Your grip tightened around the blade blessed in three different tongues. It hummed faintly, eager to turn another one of those wretched Vampires into Ash. So were you.
“You’re slaughtering whole districts now,” you said. “That makes you sloppy.”
A slow smile pulled at his mouth, not kind, not human. “No,” König replied. “It makes me bored.”
He had set this up for you. Craved the Challenge of being caught. Or at least see you trying.
You moved first.
Steel met flesh with a sound like tearing cloth. You carved across his side and felt resistance give way, hot crimson spraying your wrist. Any lesser vampire would have screamed. König only grunted, hand snapping out to catch your throat mid-lunge.
The impact slammed you into a pillar hard enough to crack stone. The air left your lungs in a sharp, humiliating gasp. His hand tightened, lifting you off the ground with terrifying ease.

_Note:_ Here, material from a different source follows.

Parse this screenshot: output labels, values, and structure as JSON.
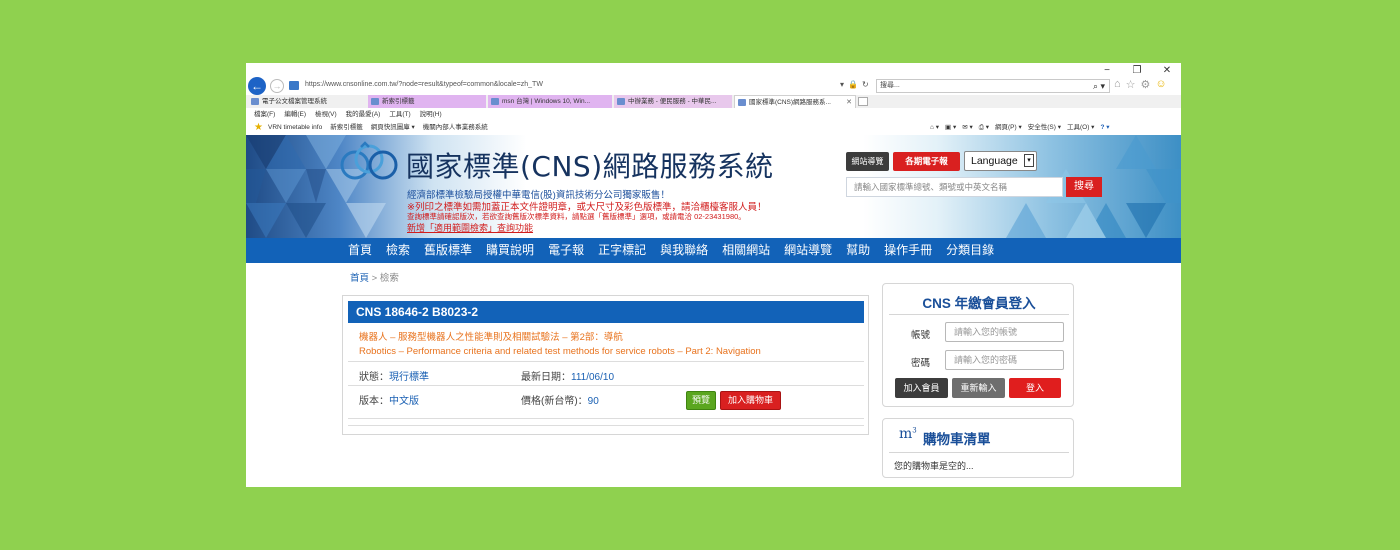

Up close he smelled like iron, smoke and old rain, like a battlefield long abandoned. His eyes burned brighter now, gold flaring under the everlasting hood.
“You always hesitate, Jäger.” he murmured.
His thumb brushed just under your jaw, right where your pulse betrayed you. Not gentle. Never gentle.
You brought your knee up into his ribs and felt something give. He released you with a sharp exhale, more surprised than hurt, and you hit the ground rolling.
You were both bleeding now.
The chapel felt smaller. Closer. Like it was holding its breath.
You circled each other, weapons raised, shadows clinging to his frame like they belonged to him. König watched you with something between hunger and reverence, like you were a sin he had chosen again and again.
“They taught you well,” he said.
“Yet it'll take more than just a blade to finish me, kleiner Jäger."